Shots of the deep sea and its rolling waves form a subtle leitmotif in the film that reminds you of life’s mysteries, innumerable choices, and the momentum of moving on.
But are choices and moving on so simple? At least not for Alisha, a yoga instructor in Mumbai who is at the crossroads of her life. She has a strained relationship with her father, who lives in Nashik.
She is also haunted by memories of her mother’s demise. Moreover, there are roadblocks in the way of her entrepreneurial endeavours, and the spark in her six-year-old relationship with Karan, an aspiring author, seems to have petered out.
But when she catches up with younger cousin Tia and her fiancé Zain, sparks fly between her and Zain. She gets drawn to him. Then, burdened with the uncertainty of their relationship, she tries to stay away from Zain. But eventually, after Zain convinces her that the feeling is mutual, she inevitably gives in to the relationship.
So far, so good, but when the plot abruptly shifts gear from romance to noir, ‘Gehraiyaan’ becomes an altogether less predictable, more volatile story whose twists and turns revolve around the selfishness of human beings and the desperate lengths to which it can drive people.
Craftily, the plot is tense on the brink of a psychological drama with its painful uncertainties, extremes of emotions, and the onslaught of hormones.

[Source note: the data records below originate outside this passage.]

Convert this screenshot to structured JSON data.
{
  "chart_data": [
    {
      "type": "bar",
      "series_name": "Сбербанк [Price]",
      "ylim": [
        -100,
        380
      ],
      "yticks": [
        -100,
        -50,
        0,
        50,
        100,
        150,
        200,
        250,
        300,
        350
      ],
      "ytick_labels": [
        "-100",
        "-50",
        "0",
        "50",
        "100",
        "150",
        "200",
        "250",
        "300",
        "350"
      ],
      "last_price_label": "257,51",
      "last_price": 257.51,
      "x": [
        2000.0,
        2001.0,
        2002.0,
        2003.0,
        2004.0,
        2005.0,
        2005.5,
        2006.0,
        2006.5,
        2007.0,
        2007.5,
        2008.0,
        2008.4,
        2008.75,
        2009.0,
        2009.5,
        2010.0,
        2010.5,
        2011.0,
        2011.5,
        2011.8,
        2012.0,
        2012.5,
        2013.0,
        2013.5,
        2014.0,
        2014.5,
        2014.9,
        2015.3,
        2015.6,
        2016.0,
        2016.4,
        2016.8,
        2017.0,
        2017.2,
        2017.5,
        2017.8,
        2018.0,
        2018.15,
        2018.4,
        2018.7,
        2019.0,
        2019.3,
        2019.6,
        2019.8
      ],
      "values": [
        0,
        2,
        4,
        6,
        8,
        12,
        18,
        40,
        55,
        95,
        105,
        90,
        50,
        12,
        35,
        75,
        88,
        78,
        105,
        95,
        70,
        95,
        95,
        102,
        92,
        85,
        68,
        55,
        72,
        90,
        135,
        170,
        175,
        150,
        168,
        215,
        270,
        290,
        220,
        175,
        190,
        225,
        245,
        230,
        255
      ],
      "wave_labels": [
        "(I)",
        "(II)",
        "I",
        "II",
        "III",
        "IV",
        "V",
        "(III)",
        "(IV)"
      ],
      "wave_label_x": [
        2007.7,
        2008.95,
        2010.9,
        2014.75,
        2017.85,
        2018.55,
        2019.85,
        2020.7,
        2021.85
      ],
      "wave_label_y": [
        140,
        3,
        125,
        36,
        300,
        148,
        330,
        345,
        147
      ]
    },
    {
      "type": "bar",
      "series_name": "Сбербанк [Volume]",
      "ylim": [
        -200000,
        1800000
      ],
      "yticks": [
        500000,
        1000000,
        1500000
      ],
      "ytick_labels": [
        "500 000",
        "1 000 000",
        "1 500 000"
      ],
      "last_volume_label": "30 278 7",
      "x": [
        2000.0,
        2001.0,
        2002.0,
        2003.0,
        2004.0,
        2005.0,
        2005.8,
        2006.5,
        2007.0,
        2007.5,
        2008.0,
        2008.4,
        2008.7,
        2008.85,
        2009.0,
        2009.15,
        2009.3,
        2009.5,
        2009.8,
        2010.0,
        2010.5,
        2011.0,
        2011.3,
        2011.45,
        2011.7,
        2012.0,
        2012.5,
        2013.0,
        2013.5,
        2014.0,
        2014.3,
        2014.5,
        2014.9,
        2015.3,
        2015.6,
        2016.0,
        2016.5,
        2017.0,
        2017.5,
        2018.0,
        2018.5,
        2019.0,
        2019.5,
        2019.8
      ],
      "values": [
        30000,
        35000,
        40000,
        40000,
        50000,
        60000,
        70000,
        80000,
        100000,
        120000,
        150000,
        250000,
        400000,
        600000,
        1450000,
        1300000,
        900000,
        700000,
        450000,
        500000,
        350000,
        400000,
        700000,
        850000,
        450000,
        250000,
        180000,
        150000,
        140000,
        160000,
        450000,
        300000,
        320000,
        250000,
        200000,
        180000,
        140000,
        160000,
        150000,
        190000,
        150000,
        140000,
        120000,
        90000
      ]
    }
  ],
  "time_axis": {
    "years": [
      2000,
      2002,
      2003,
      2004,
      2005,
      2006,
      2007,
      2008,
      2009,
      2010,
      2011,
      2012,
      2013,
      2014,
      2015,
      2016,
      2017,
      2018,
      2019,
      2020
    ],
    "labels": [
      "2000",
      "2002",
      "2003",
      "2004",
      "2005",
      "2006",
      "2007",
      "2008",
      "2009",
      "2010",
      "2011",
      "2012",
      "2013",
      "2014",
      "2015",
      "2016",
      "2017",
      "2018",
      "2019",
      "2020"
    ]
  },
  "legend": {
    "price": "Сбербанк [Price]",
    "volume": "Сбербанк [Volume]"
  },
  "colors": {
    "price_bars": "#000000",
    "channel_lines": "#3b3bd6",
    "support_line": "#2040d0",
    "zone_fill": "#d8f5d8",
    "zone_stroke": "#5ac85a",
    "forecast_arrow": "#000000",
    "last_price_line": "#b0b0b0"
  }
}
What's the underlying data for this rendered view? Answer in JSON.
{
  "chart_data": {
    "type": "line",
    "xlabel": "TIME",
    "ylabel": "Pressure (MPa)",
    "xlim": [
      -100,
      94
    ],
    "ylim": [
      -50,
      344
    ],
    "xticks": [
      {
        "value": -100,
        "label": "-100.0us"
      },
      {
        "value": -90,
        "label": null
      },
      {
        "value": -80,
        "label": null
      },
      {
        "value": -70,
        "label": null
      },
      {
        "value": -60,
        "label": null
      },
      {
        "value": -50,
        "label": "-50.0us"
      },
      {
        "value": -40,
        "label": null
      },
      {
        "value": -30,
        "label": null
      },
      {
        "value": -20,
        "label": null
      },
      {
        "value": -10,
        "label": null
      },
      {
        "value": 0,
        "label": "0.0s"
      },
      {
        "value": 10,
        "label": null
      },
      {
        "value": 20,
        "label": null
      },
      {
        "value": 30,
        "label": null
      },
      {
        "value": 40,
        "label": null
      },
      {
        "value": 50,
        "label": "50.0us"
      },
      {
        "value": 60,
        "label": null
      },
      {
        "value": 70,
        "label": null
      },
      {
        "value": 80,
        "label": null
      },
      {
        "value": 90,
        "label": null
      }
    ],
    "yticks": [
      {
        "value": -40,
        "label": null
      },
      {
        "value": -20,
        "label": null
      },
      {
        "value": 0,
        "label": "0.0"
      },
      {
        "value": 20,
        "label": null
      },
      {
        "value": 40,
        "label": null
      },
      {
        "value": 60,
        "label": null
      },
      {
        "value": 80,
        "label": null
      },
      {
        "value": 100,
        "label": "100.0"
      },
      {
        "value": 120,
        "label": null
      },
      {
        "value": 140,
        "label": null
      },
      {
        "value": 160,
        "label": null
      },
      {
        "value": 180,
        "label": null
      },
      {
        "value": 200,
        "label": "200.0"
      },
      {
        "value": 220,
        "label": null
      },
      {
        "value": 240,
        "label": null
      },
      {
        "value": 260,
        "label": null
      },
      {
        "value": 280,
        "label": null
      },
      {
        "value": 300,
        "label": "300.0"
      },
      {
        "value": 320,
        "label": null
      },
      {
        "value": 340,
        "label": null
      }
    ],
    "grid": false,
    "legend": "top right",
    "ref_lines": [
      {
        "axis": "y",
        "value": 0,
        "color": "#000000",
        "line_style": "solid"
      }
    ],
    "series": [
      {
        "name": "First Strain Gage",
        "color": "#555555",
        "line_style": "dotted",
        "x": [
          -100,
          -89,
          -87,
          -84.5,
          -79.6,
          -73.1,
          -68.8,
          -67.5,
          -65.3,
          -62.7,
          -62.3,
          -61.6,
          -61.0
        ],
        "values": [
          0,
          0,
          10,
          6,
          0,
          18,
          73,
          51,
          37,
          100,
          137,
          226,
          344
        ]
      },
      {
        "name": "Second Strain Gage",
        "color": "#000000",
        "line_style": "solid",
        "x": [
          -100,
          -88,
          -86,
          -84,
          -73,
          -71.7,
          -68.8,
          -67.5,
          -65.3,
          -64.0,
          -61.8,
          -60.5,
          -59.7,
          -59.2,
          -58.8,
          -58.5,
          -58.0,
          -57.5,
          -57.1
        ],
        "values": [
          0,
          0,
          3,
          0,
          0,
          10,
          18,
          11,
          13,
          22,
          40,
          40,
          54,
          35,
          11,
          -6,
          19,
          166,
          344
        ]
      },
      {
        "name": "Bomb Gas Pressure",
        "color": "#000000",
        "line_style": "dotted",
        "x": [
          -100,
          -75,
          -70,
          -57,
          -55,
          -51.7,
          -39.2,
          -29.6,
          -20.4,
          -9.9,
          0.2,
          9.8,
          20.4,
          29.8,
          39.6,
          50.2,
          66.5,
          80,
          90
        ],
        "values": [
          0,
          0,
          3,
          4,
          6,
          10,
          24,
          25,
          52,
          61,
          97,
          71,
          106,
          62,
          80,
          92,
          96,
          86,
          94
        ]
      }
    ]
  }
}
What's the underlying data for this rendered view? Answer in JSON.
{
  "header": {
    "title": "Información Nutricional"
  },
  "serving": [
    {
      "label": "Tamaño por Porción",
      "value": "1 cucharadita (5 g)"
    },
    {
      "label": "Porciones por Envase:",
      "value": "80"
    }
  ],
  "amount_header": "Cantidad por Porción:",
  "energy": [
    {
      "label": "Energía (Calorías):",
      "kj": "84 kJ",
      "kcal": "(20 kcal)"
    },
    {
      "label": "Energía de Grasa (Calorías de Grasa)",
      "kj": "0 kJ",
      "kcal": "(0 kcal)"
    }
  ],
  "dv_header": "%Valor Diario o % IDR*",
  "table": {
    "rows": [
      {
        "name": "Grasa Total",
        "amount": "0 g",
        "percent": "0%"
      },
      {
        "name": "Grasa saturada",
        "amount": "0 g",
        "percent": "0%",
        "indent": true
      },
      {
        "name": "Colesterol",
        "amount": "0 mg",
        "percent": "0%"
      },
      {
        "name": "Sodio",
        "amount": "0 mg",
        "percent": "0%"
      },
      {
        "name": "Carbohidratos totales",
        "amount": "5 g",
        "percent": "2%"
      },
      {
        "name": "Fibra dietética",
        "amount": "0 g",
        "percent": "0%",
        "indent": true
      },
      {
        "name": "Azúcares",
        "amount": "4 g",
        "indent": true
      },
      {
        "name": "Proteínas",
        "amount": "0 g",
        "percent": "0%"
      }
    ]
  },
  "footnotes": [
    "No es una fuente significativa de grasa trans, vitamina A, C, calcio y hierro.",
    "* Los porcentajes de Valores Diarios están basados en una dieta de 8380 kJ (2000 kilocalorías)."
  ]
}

The struggle to strike a balance is innately dramatic.
Director Shakun Batra’s cleverness lies in fashioning from these ingredients a relaxed but stylish thriller in which suspense is accompanied by a scuffle for survival instinct and, perhaps toughest of all, hope.
Deepika and Siddhant, as Alisha and Zain, are sincere in their roles; attractive and responsive with an instinctive ability for calm expression and restrained emotions. They create a completely trustworthy pair of complementary forces.
Supporting them with equal fervour are Ananya Panday and Dhairya Karwa as Tia and Karan. They both are impressive and earnest.
Naseeruddin Shah as Alisha’s laid-back dad, and Rajat Kapoor as Zain’s cold and calculating colleague, are both stoically effective but perfunctorily limited by the script.
Mounted with ace production values, cinematographer Kaushal Shah’s location shots, inland or over water, in Alibaug or in Mumbai, look grim and evocative, perfectly in line with the film’s breathtaking rhythm.
Overall, ‘Gehraiyaan’ keeps you hooked till the end.